In an ongoing series, Urbanism Without Effort author Chuck Wolfe argues the importance of the overlaps, overlays and convergence points that define city life, and emphasizes the importance of reading and interpreting their everyday expression.
In the first five short articles in a ten-part series, Wolfe uses photographs of his native Seattle to illustrate points of context, focus and catalysts for today’s urban issues and debates, all summarized in the working term, "juxtapositions". They are often in plain sight, he notes, in familiar patterns of overlap and/or interdisciplinary layers:
Look at a juxtaposition—and see confronting dilemmas, flashpoints and ripples in time—all of which are recognizable in the faces, spaces and places of everyday life.
Rather than a static view, he stresses, for example, the interactivity of adjacent new and old construction, contrasting forms of light and blended land, water and natural environments. He shows visible reflections of regulatory process in human behavior. He repeats the path-crossing aspects of street corners and sit-able places.
He summarizes the importance of such urban juxtapositions in the introductory article:
These overlays align us towards discussion of sudden and gradual change, generational differences, public and private preferences, merger of cultures and business types, and mixing of land uses, transportation modes, and housing approaches. They are more than transitions, but focal points for who decides the urban agenda and who gets versus who pays. Accordingly, they drive urban politics and professional services—and we should know how to recognize and work with them...

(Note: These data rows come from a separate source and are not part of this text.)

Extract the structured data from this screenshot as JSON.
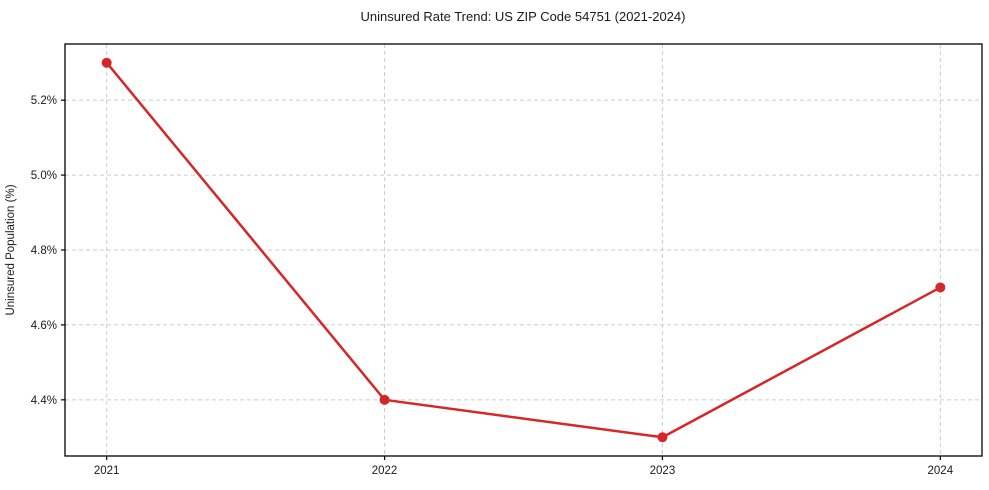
{
  "chart_data": {
    "type": "line",
    "title": "Uninsured Rate Trend: US ZIP Code 54751 (2021-2024)",
    "xlabel": "",
    "ylabel": "Uninsured Population (%)",
    "x": [
      2021,
      2022,
      2023,
      2024
    ],
    "x_tick_labels": [
      "2021",
      "2022",
      "2023",
      "2024"
    ],
    "series": [
      {
        "name": "Uninsured rate",
        "values": [
          5.3,
          4.4,
          4.3,
          4.7
        ],
        "color": "#d62728",
        "marker": "circle"
      }
    ],
    "y_ticks": [
      4.4,
      4.6,
      4.8,
      5.0,
      5.2
    ],
    "y_tick_labels": [
      "4.4%",
      "4.6%",
      "4.8%",
      "5.0%",
      "5.2%"
    ],
    "xlim": [
      2020.85,
      2024.15
    ],
    "ylim": [
      4.25,
      5.35
    ],
    "grid": true,
    "grid_style": "dashed",
    "grid_color": "#cccccc",
    "axis_color": "#000000",
    "text_color": "#1a1a1a",
    "legend_position": "none",
    "background": "#ffffff"
  }
}
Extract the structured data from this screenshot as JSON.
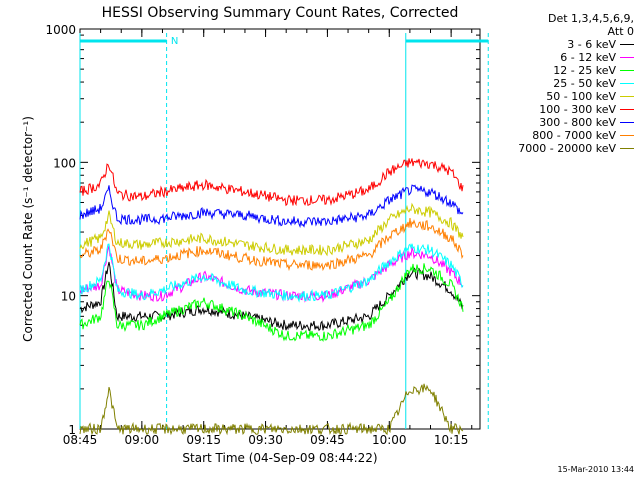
{
  "chart_data": {
    "type": "line",
    "title": "HESSI Observing Summary Count Rates, Corrected",
    "xlabel": "Start Time (04-Sep-09 08:44:22)",
    "ylabel": "Corrected Count Rate (s⁻¹ detector⁻¹)",
    "yscale": "log",
    "ylim": [
      1,
      1000
    ],
    "xlim_minutes_after_0845": [
      0,
      97
    ],
    "x_tick_labels": [
      "08:45",
      "09:00",
      "09:15",
      "09:30",
      "09:45",
      "10:00",
      "10:15"
    ],
    "y_tick_labels": [
      "1",
      "10",
      "100",
      "1000"
    ],
    "legend_header": [
      "Det 1,3,4,5,6,9,",
      "Att 0"
    ],
    "legend_placement": "right",
    "annotations": {
      "night_marker": "N",
      "observation_bars": [
        [
          "08:45",
          "09:06"
        ],
        [
          "10:04",
          "10:24"
        ]
      ]
    },
    "x": [
      "08:45",
      "08:50",
      "08:52",
      "08:54",
      "09:00",
      "09:05",
      "09:15",
      "09:25",
      "09:35",
      "09:45",
      "09:55",
      "10:00",
      "10:05",
      "10:10",
      "10:15",
      "10:18"
    ],
    "series": [
      {
        "name": "3 - 6 keV",
        "color": "#000000",
        "values": [
          8,
          9,
          18,
          7,
          7,
          7,
          8,
          7,
          6,
          6,
          7,
          10,
          15,
          14,
          11,
          8
        ]
      },
      {
        "name": "6 - 12 keV",
        "color": "#ff00ff",
        "values": [
          11,
          12,
          24,
          11,
          10,
          10,
          14,
          11,
          10,
          10,
          13,
          17,
          21,
          20,
          15,
          12
        ]
      },
      {
        "name": "12 - 25 keV",
        "color": "#00ff00",
        "values": [
          6,
          7,
          14,
          6,
          6,
          7,
          9,
          7,
          5,
          5,
          6,
          9,
          16,
          16,
          12,
          8
        ]
      },
      {
        "name": "25 - 50 keV",
        "color": "#00ffff",
        "values": [
          11,
          13,
          25,
          11,
          10,
          11,
          14,
          11,
          10,
          10,
          13,
          18,
          23,
          22,
          17,
          12
        ]
      },
      {
        "name": "50 - 100 keV",
        "color": "#cccc00",
        "values": [
          24,
          27,
          40,
          25,
          24,
          25,
          27,
          24,
          22,
          22,
          26,
          37,
          45,
          42,
          35,
          27
        ]
      },
      {
        "name": "100 - 300 keV",
        "color": "#ff0000",
        "values": [
          60,
          68,
          100,
          58,
          55,
          60,
          68,
          60,
          52,
          52,
          62,
          85,
          100,
          98,
          85,
          62
        ]
      },
      {
        "name": "300 - 800 keV",
        "color": "#0000ff",
        "values": [
          40,
          45,
          62,
          38,
          37,
          38,
          42,
          40,
          36,
          36,
          40,
          52,
          62,
          60,
          50,
          40
        ]
      },
      {
        "name": "800 - 7000 keV",
        "color": "#ff7f00",
        "values": [
          20,
          22,
          33,
          19,
          18,
          19,
          22,
          19,
          17,
          17,
          20,
          28,
          35,
          33,
          27,
          20
        ]
      },
      {
        "name": "7000 - 20000 keV",
        "color": "#808000",
        "values": [
          1,
          1,
          2,
          1,
          1,
          1,
          1,
          1,
          1,
          1,
          1,
          1,
          2,
          2,
          1,
          1
        ]
      }
    ]
  },
  "footer_date": "15-Mar-2010 13:44"
}
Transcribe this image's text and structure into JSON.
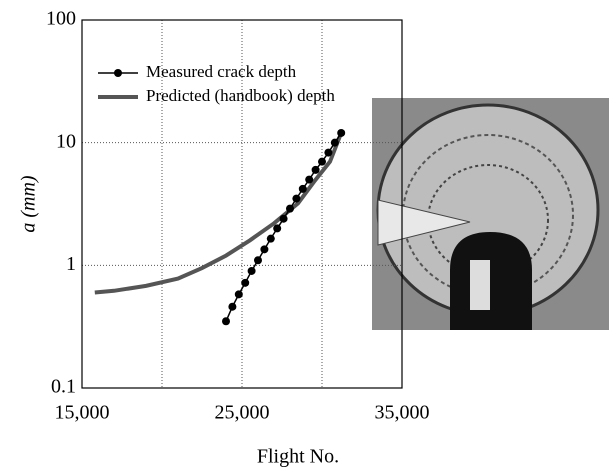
{
  "chart_data": {
    "type": "line",
    "x_label": "Flight No.",
    "y_label": "a (mm)",
    "y_log": true,
    "grid": true,
    "xlim": [
      15000,
      35000
    ],
    "xticks": [
      {
        "value": 15000,
        "label": "15,000"
      },
      {
        "value": 25000,
        "label": "25,000"
      },
      {
        "value": 35000,
        "label": "35,000"
      }
    ],
    "x_minor_ticks": [
      20000,
      30000
    ],
    "ylim": [
      0.1,
      100
    ],
    "yticks": [
      0.1,
      1,
      10,
      100
    ],
    "legend": "upper left",
    "series": [
      {
        "name": "Measured crack depth",
        "color": "#000000",
        "marker": "circle",
        "x": [
          24000,
          24400,
          24800,
          25200,
          25600,
          26000,
          26400,
          26800,
          27200,
          27600,
          28000,
          28400,
          28800,
          29200,
          29600,
          30000,
          30400,
          30800,
          31200
        ],
        "values": [
          0.35,
          0.46,
          0.58,
          0.72,
          0.9,
          1.1,
          1.35,
          1.65,
          2.0,
          2.4,
          2.9,
          3.5,
          4.2,
          5.0,
          6.0,
          7.0,
          8.3,
          10,
          12
        ]
      },
      {
        "name": "Predicted (handbook) depth",
        "color": "#555555",
        "x": [
          15800,
          17000,
          19000,
          21000,
          22500,
          24000,
          25500,
          27000,
          28500,
          29500,
          30500,
          31200
        ],
        "values": [
          0.6,
          0.62,
          0.68,
          0.78,
          0.95,
          1.2,
          1.6,
          2.2,
          3.2,
          4.8,
          7,
          12
        ]
      }
    ]
  }
}
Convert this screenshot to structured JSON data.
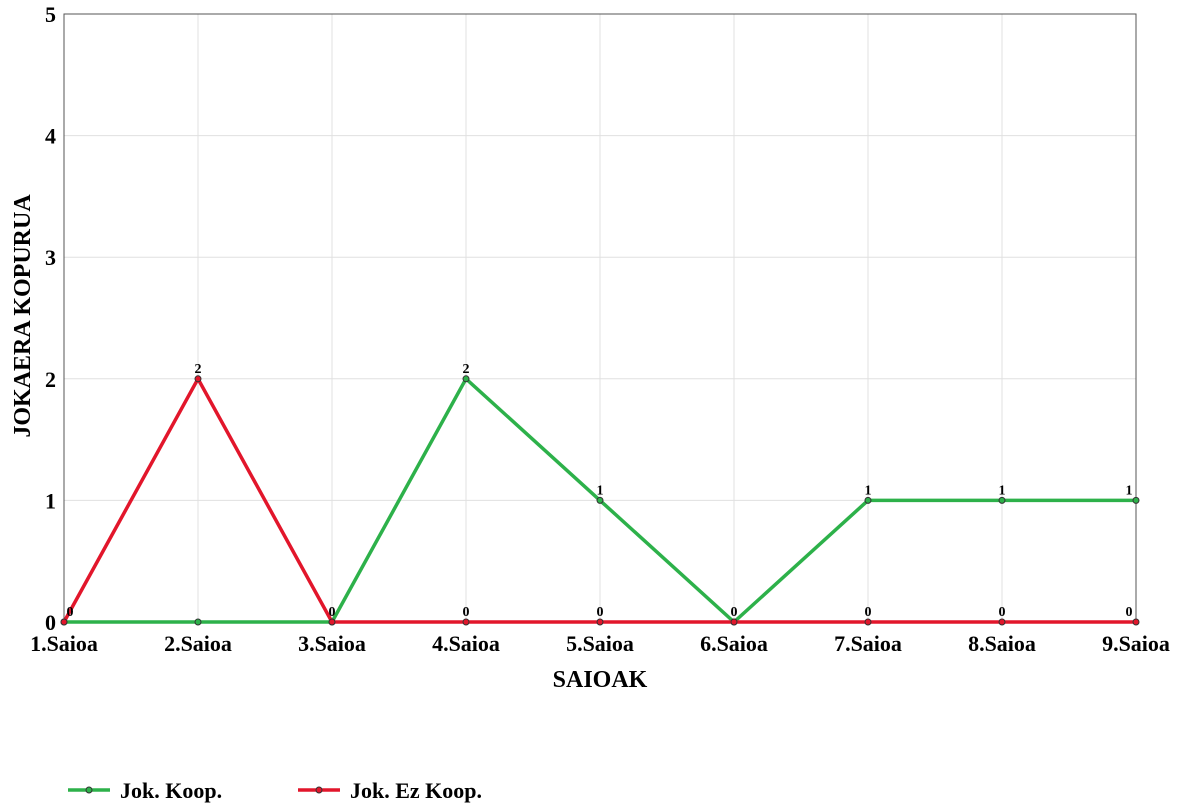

Wolfe's pragmatic tone combines with the importance of observing human behavior in the spirit of William H. Whyte, Jan Gehl and others. In the fifth article he illustrates how a corner street performer inherently knows the stages and windows and observation points of urban life—the entry points to everything from transportation modes to safety at night—and that knowledge is captured in accompanying photographs.
Why observe in the ways Wolfe suggests?
In such imagery we can predict policy debates, neighbor opposition, conflicts of parent and child in a way that can inspire dialogue, a search for consensus, or outright conflict and confusion.